Certainly there were dramatic changes in the moment.  A river would flood, an elder would die, but the abiding order remained.  Disease would wipe the slate all but clean and we would start again and the abiding order remained; a nourishing perceptual consistency.  Vitamin C was always in the fruit, day followed night, the moon waned and waxed with attendant consequences, plants grew in season, animals appeared and disappeared in regular ways, a warm wind from ‘that way, in this season,’ had its meaning.

And as we were hungry for food, we became hungry for input.  Listening, seeing, smelling out every sensation for its uses and it was all good.  Patterns of regularity were the fat of the fresh kill or the succulence of a new berry harvest.  Predator animals tried to trick us with sneakiness designed by their instinct to fool instinct; they would starve if we were their only food.  Food animals tried to outwit us with their instinctual powers of deception only to become greasy leavings licked eagerly from our fingers.  If the other creatures could have only known what they were up against, but of course they could not.  We were only just beginning to have the barest inkling; we had our powers long before we recognized them as special. And by the time some of us began to recognize our powers, we had long since lost control of their implications (if it even makes any sense to talk of control!).  The way had been set for humans to succeed, then succeed wildly, and then to dominate the thin film of life space that covers the earth so completely that even we would be dominated completely by what we had become.

Perceptual diet

But today sensation comes in cacophonous abundance.  The natural environmental sources of sensation are so totally overwhelmed by those produced by human beings as to be an insignificant percentage, and even that which is noticed is very often judged to be more inconvenience than informative.

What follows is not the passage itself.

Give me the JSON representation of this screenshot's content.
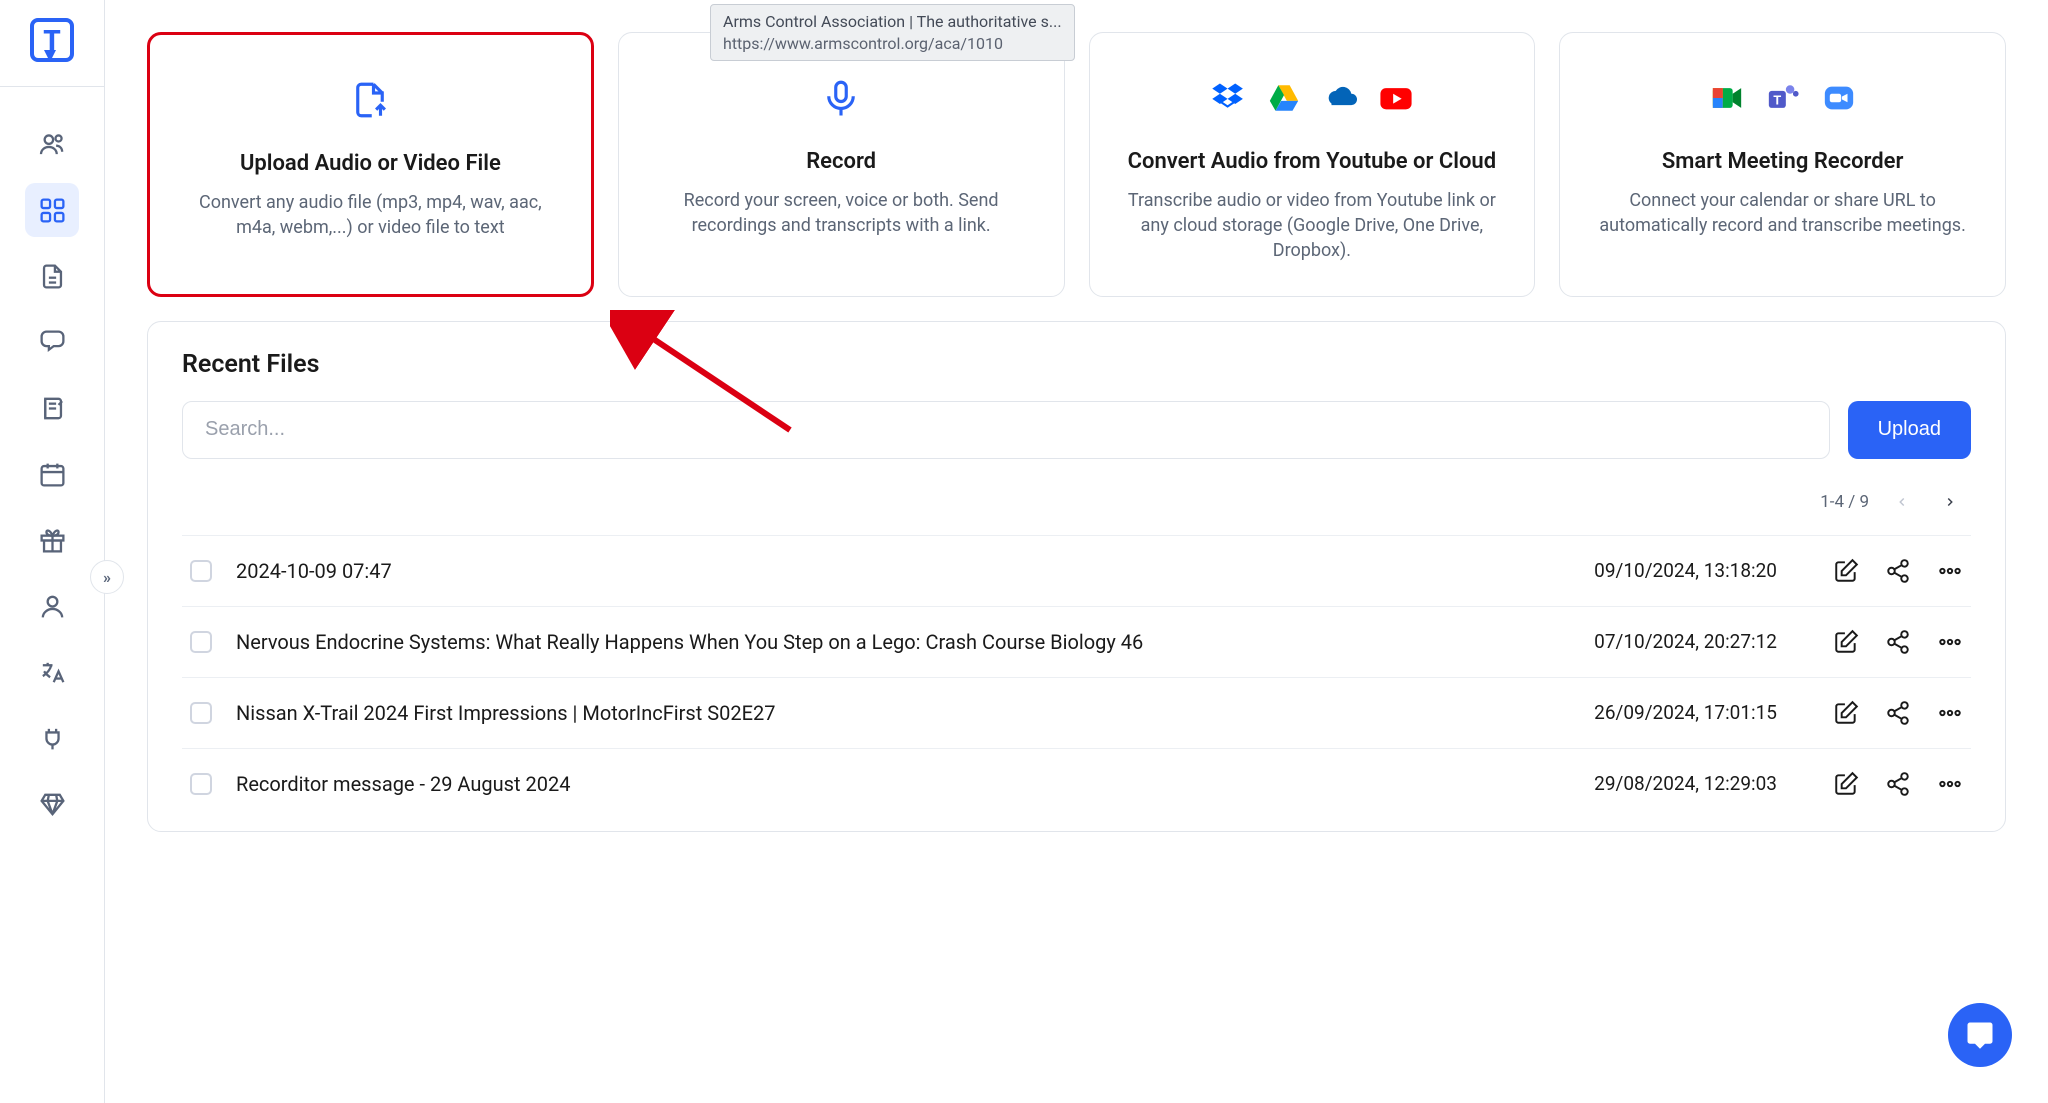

For the most part we take in the sensation that is delivered based on volume, contrast and repetition; in other words, we are not really selecting, at least not critically selecting.  But we have needs for patterns and qualities of sensation in the same way that we have needs for specific qualities and quantities of nutrients.  Ultimately these needs are non-negotiable just as nutritional needs are non-negotiable.

Human and hominid life for most of the existence of our genus has had a major meditative component, exercise, regular contact with biophysical reality, problem solving and exploring, 3 to 5 servings a day of language free activities and so on.  But, this is only a suggested beginning. 

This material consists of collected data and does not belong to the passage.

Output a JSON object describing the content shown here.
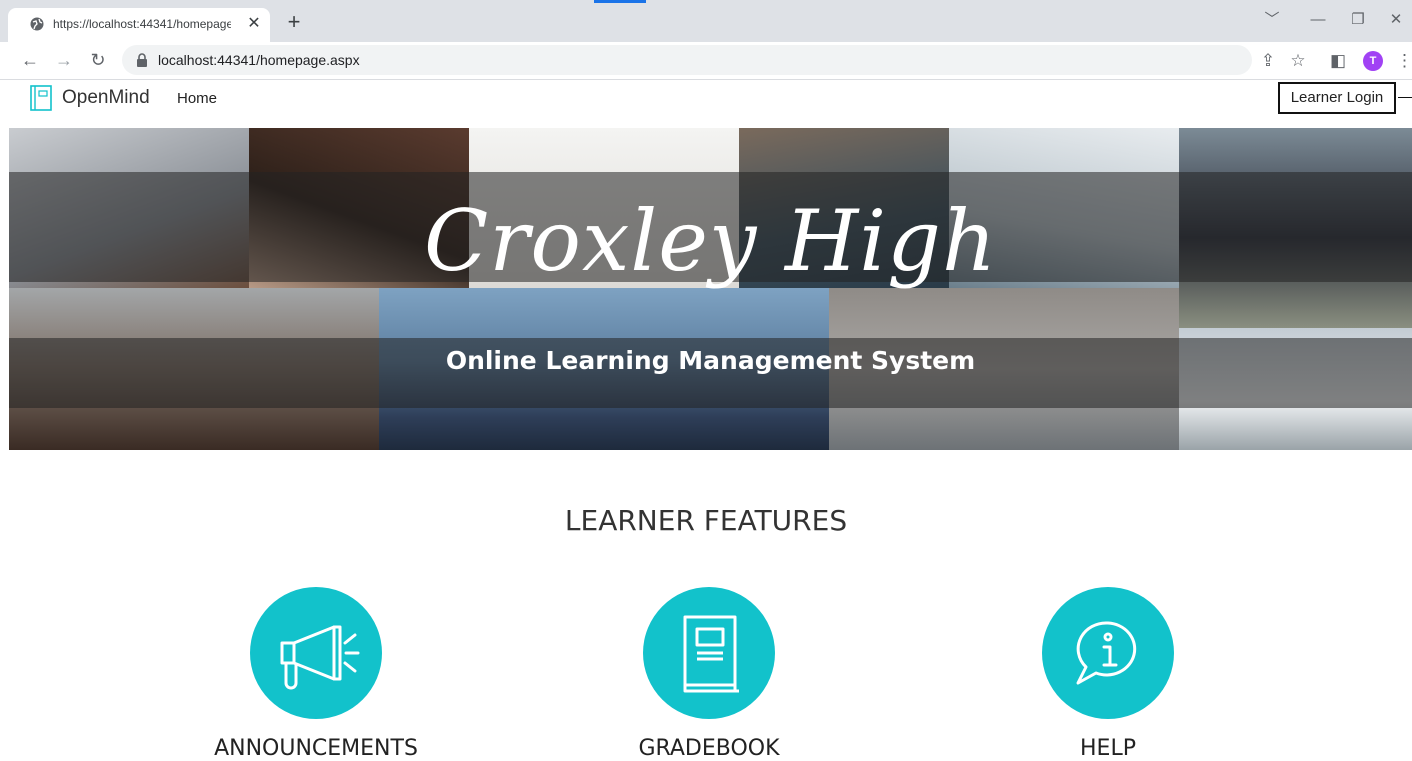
{
  "browser": {
    "tab_title": "https://localhost:44341/homepage.aspx",
    "url": "localhost:44341/homepage.aspx",
    "profile_initial": "T"
  },
  "navbar": {
    "brand": "OpenMind",
    "home": "Home",
    "login": "Learner Login"
  },
  "hero": {
    "title": "Croxley High",
    "subtitle": "Online Learning Management System"
  },
  "features": {
    "title": "LEARNER FEATURES",
    "items": [
      {
        "label": "ANNOUNCEMENTS",
        "icon": "megaphone-icon"
      },
      {
        "label": "GRADEBOOK",
        "icon": "book-icon"
      },
      {
        "label": "HELP",
        "icon": "info-bubble-icon"
      }
    ]
  },
  "colors": {
    "accent": "#12c2cb",
    "browser_frame": "#dee1e6"
  }
}
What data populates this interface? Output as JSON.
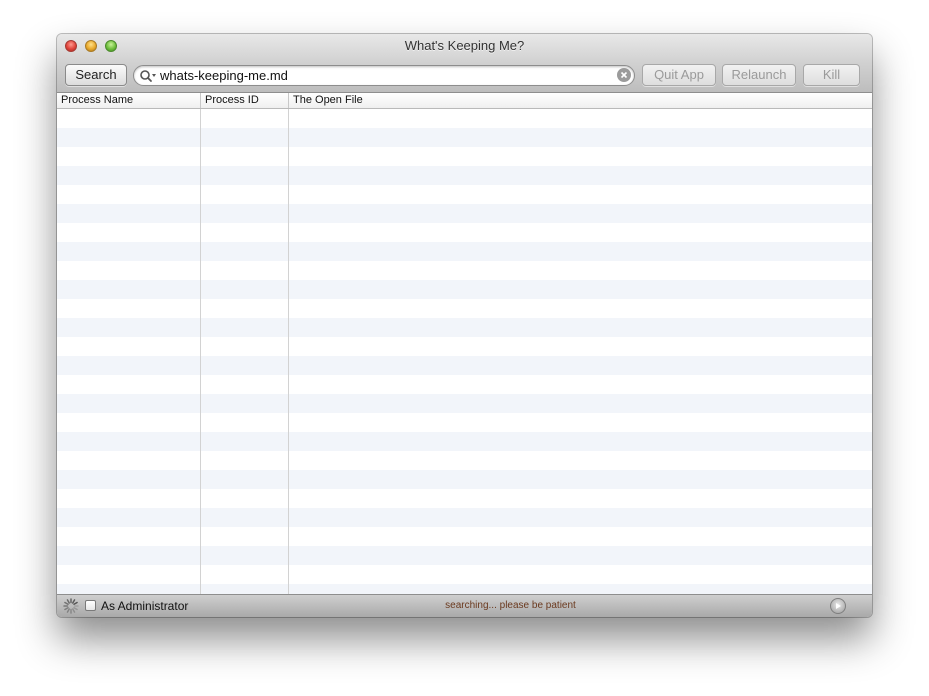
{
  "window": {
    "title": "What's Keeping Me?"
  },
  "toolbar": {
    "search_label": "Search",
    "search_value": "whats-keeping-me.md",
    "quit_label": "Quit App",
    "relaunch_label": "Relaunch",
    "kill_label": "Kill"
  },
  "table": {
    "columns": [
      "Process Name",
      "Process ID",
      "The Open File"
    ],
    "rows": [],
    "stripe_color": "#f2f5fa"
  },
  "footer": {
    "admin_label": "As Administrator",
    "admin_checked": false,
    "status": "searching... please be patient",
    "status_color": "#6b3a1f"
  },
  "icons": {
    "close": "close-icon",
    "minimize": "minimize-icon",
    "zoom": "zoom-icon",
    "search": "search-icon",
    "clear": "clear-icon",
    "spinner": "spinner-icon",
    "play": "play-icon"
  }
}
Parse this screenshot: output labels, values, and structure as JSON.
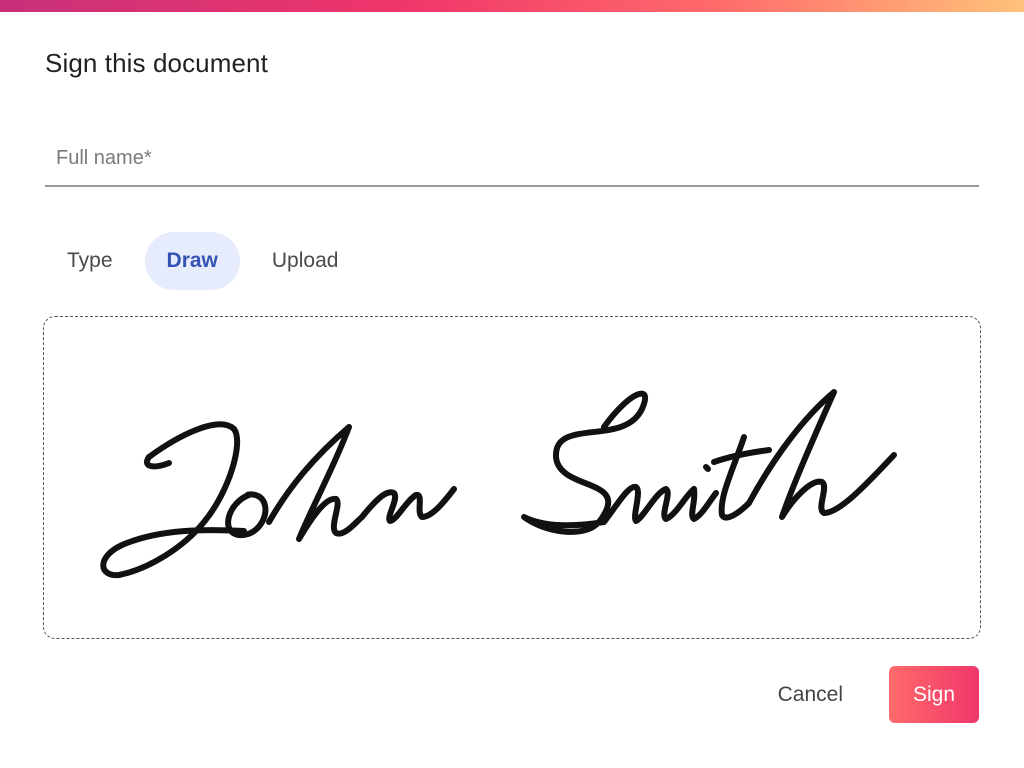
{
  "dialog": {
    "title": "Sign this document"
  },
  "full_name": {
    "placeholder": "Full name*",
    "value": ""
  },
  "tabs": [
    {
      "label": "Type",
      "active": false
    },
    {
      "label": "Draw",
      "active": true
    },
    {
      "label": "Upload",
      "active": false
    }
  ],
  "signature": {
    "text": "John Smith",
    "ink_color": "#111111"
  },
  "actions": {
    "cancel_label": "Cancel",
    "sign_label": "Sign"
  },
  "colors": {
    "accent_gradient_start": "#c8307a",
    "accent_gradient_mid": "#f0366a",
    "accent_gradient_end": "#ffc27a",
    "active_tab_bg": "#e6ecfb",
    "active_tab_text": "#3552b5",
    "sign_button": "#f0366a"
  }
}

Take charge of your perceptual diet the way that you might take charge of your nutrition; actively select what you allow to come into your sensations.  Avoid poisonous sensations that weaken and sicken you. Discover your essential sensations, those that make you well when you add them to your perceptual diet.  But, more than anything else, actively select what you allow into your brain.  We no longer live in a world where we can “take it all in” and process it.